Figure 3. (a) Quantification of the transfection efficiency (mean fluorescence intensity) using p-DNA#4, l-DNA#2, and l-DNA#4 particles. Data are shown as the mean ± SD of 3 experimental replicas (n = 10,000 cells/replica, t-test, **p < 0.01, ***p < 0.001, and ****p < 0.0001). Protein expression profile from 24 h to 14 days. (b) Mechanistic proposal of differences in gene transfection efficiency for p-DNA#4, l-DNA#2, and l-DNA#4.

Figure 4. Effect of particle concentration on transfection efficiency and cell viability. (a) Flow cytometry quantification of transfected H2B:YFP protein by using l-DNA#4 particles (mean ± SD, n = 3) carrying different DNA@SiO₂ concentrations (µg/ml IMDM). (b) MTT assay showing % of viable cells 24 h and 72 h after l-DNA#4 treatment with the same particles (mean ± SD, n = 6).
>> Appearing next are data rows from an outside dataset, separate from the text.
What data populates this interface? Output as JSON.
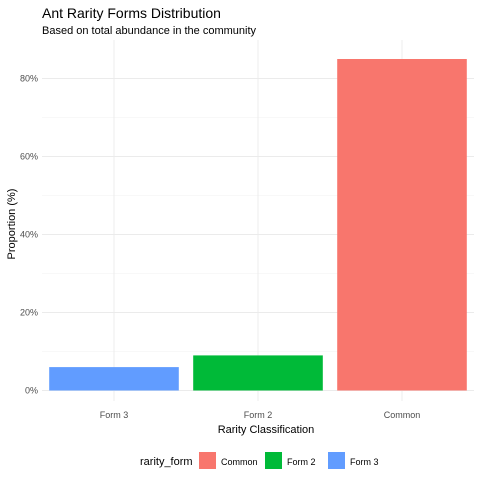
{
  "chart_data": {
    "type": "bar",
    "title": "Ant Rarity Forms Distribution",
    "subtitle": "Based on total abundance in the community",
    "xlabel": "Rarity Classification",
    "ylabel": "Proportion (%)",
    "categories": [
      "Form 3",
      "Form 2",
      "Common"
    ],
    "values": [
      6,
      9,
      85
    ],
    "colors": [
      "#619CFF",
      "#00BA38",
      "#F8766D"
    ],
    "ylim": [
      0,
      88
    ],
    "yticks": [
      0,
      20,
      40,
      60,
      80
    ],
    "ytick_labels": [
      "0%",
      "20%",
      "40%",
      "60%",
      "80%"
    ],
    "grid": true,
    "legend": {
      "title": "rarity_form",
      "position": "bottom",
      "entries": [
        {
          "label": "Common",
          "color": "#F8766D"
        },
        {
          "label": "Form 2",
          "color": "#00BA38"
        },
        {
          "label": "Form 3",
          "color": "#619CFF"
        }
      ]
    }
  }
}
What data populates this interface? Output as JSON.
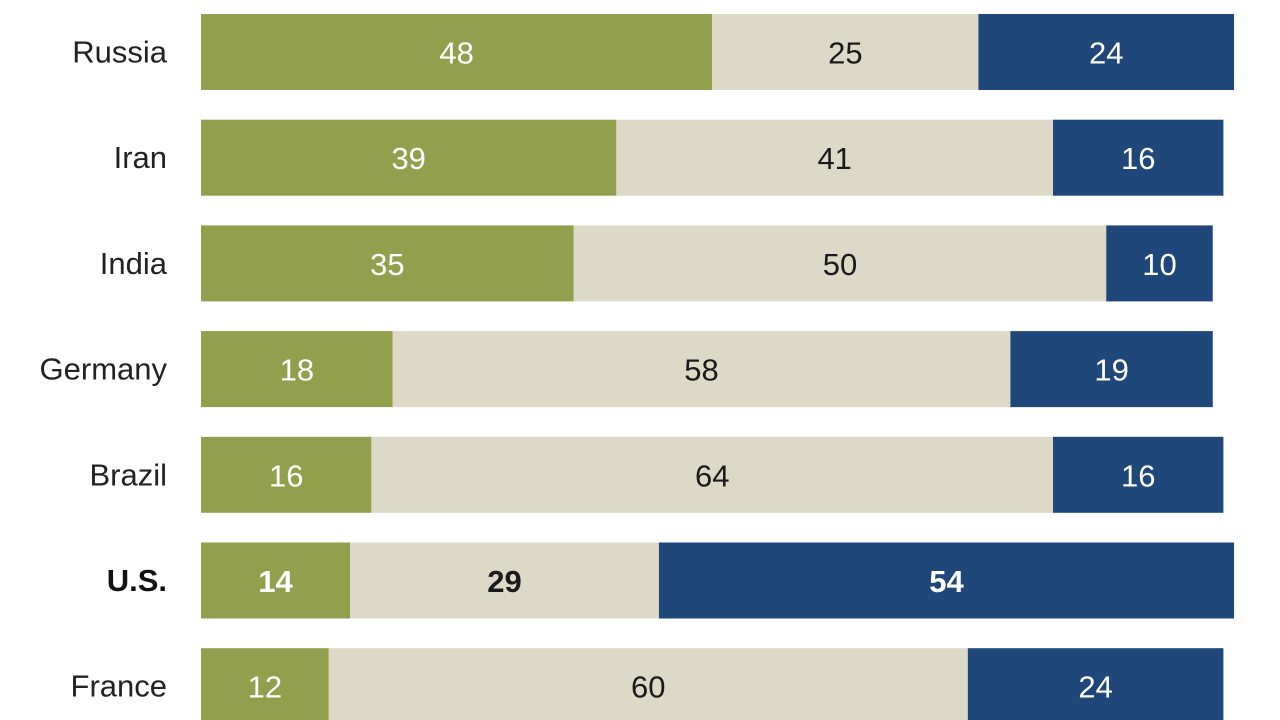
{
  "chart_data": {
    "type": "bar",
    "orientation": "horizontal",
    "stacked": true,
    "categories": [
      "Russia",
      "Iran",
      "India",
      "Germany",
      "Brazil",
      "U.S.",
      "France"
    ],
    "highlighted_category": "U.S.",
    "series": [
      {
        "values": [
          48,
          39,
          35,
          18,
          16,
          14,
          12
        ],
        "color": "#929f4c",
        "label_color": "#ffffff"
      },
      {
        "values": [
          25,
          41,
          50,
          58,
          64,
          29,
          60
        ],
        "color": "#ddd9c7",
        "label_color": "#1a1a1a"
      },
      {
        "values": [
          24,
          16,
          10,
          19,
          16,
          54,
          24
        ],
        "color": "#1f477a",
        "label_color": "#ffffff"
      }
    ],
    "xlim": [
      0,
      100
    ],
    "grid": false,
    "legend": "none"
  }
}
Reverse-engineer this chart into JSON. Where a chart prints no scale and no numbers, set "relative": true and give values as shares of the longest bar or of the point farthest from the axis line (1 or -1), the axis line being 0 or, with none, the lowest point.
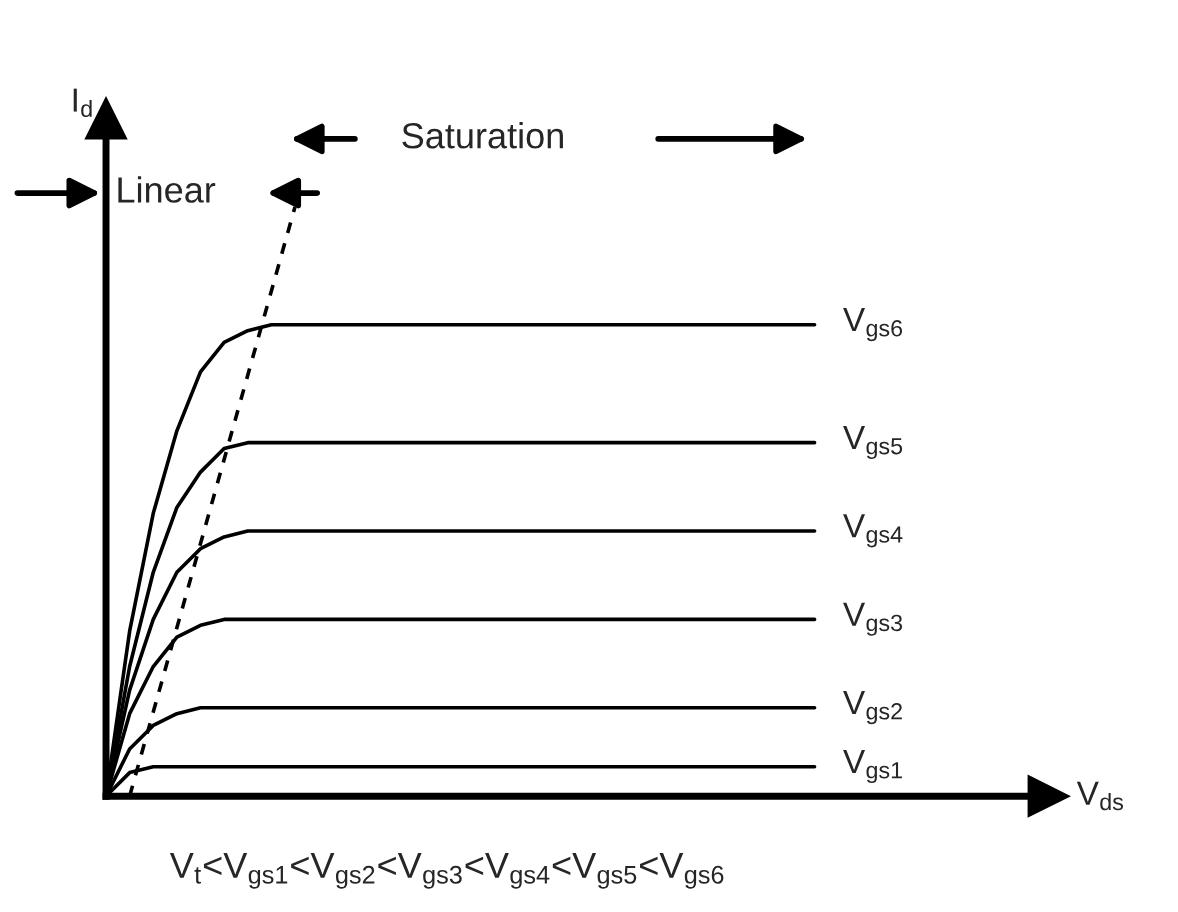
{
  "chart_data": {
    "type": "line",
    "relative": true,
    "ylabel": "I$_{d}$",
    "categories": [
      null,
      null,
      null,
      null,
      null,
      null,
      null,
      null,
      null,
      null,
      null,
      null,
      null,
      null,
      null,
      null,
      null,
      null,
      null,
      null,
      null,
      null,
      null,
      null,
      null,
      null,
      null,
      null,
      null,
      null,
      null
    ],
    "series": [
      {
        "name": "V$_{gs1}$",
        "color": "#000000",
        "values": [
          0,
          0.04,
          0.05,
          0.05,
          0.05,
          0.05,
          0.05,
          0.05,
          0.05,
          0.05,
          0.05,
          0.05,
          0.05,
          0.05,
          0.05,
          0.05,
          0.05,
          0.05,
          0.05,
          0.05,
          0.05,
          0.05,
          0.05,
          0.05,
          0.05,
          0.05,
          0.05,
          0.05,
          0.05,
          0.05,
          0.05
        ]
      },
      {
        "name": "V$_{gs2}$",
        "color": "#000000",
        "values": [
          0,
          0.08,
          0.12,
          0.14,
          0.15,
          0.15,
          0.15,
          0.15,
          0.15,
          0.15,
          0.15,
          0.15,
          0.15,
          0.15,
          0.15,
          0.15,
          0.15,
          0.15,
          0.15,
          0.15,
          0.15,
          0.15,
          0.15,
          0.15,
          0.15,
          0.15,
          0.15,
          0.15,
          0.15,
          0.15,
          0.15
        ]
      },
      {
        "name": "V$_{gs3}$",
        "color": "#000000",
        "values": [
          0,
          0.14,
          0.22,
          0.27,
          0.29,
          0.3,
          0.3,
          0.3,
          0.3,
          0.3,
          0.3,
          0.3,
          0.3,
          0.3,
          0.3,
          0.3,
          0.3,
          0.3,
          0.3,
          0.3,
          0.3,
          0.3,
          0.3,
          0.3,
          0.3,
          0.3,
          0.3,
          0.3,
          0.3,
          0.3,
          0.3
        ]
      },
      {
        "name": "V$_{gs4}$",
        "color": "#000000",
        "values": [
          0,
          0.18,
          0.3,
          0.38,
          0.42,
          0.44,
          0.45,
          0.45,
          0.45,
          0.45,
          0.45,
          0.45,
          0.45,
          0.45,
          0.45,
          0.45,
          0.45,
          0.45,
          0.45,
          0.45,
          0.45,
          0.45,
          0.45,
          0.45,
          0.45,
          0.45,
          0.45,
          0.45,
          0.45,
          0.45,
          0.45
        ]
      },
      {
        "name": "V$_{gs5}$",
        "color": "#000000",
        "values": [
          0,
          0.22,
          0.38,
          0.49,
          0.55,
          0.59,
          0.6,
          0.6,
          0.6,
          0.6,
          0.6,
          0.6,
          0.6,
          0.6,
          0.6,
          0.6,
          0.6,
          0.6,
          0.6,
          0.6,
          0.6,
          0.6,
          0.6,
          0.6,
          0.6,
          0.6,
          0.6,
          0.6,
          0.6,
          0.6,
          0.6
        ]
      },
      {
        "name": "V$_{gs6}$",
        "color": "#000000",
        "values": [
          0,
          0.28,
          0.48,
          0.62,
          0.72,
          0.77,
          0.79,
          0.8,
          0.8,
          0.8,
          0.8,
          0.8,
          0.8,
          0.8,
          0.8,
          0.8,
          0.8,
          0.8,
          0.8,
          0.8,
          0.8,
          0.8,
          0.8,
          0.8,
          0.8,
          0.8,
          0.8,
          0.8,
          0.8,
          0.8,
          0.8
        ]
      },
      {
        "color": "#000000",
        "line_style": "dashed",
        "values": [
          null,
          0,
          null,
          null,
          null,
          null,
          null,
          null,
          1,
          null,
          null,
          null,
          null,
          null,
          null,
          null,
          null,
          null,
          null,
          null,
          null,
          null,
          null,
          null,
          null,
          null,
          null,
          null,
          null,
          null,
          null
        ]
      }
    ],
    "annotations": [
      "Linear",
      "Saturation",
      "V$_{ds}$",
      "V$_{t}$<V$_{gs1}$<V$_{gs2}$<V$_{gs3}$<V$_{gs4}$<V$_{gs5}$<V$_{gs6}$"
    ],
    "marker": "none",
    "line_style": "solid",
    "legend": false
  }
}
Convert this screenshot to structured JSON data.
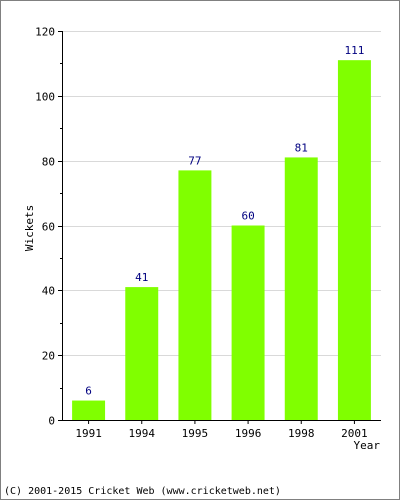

Figure 5. Quantification of H2B:YFP protein expression (mean fluorescence intensity) using Lipofectamine^TM 2000 and DNA@SiO₂ system with p-DNA and l-DNA in HEK 293 cells. Data are shown as the mean ± SD of 3 experimental replicas (n = 10,000 cells/replica, t-test, *p < 0.05, and ***p < 0.001).

Data availability statement

The data presented in this study are available on request from the corresponding author.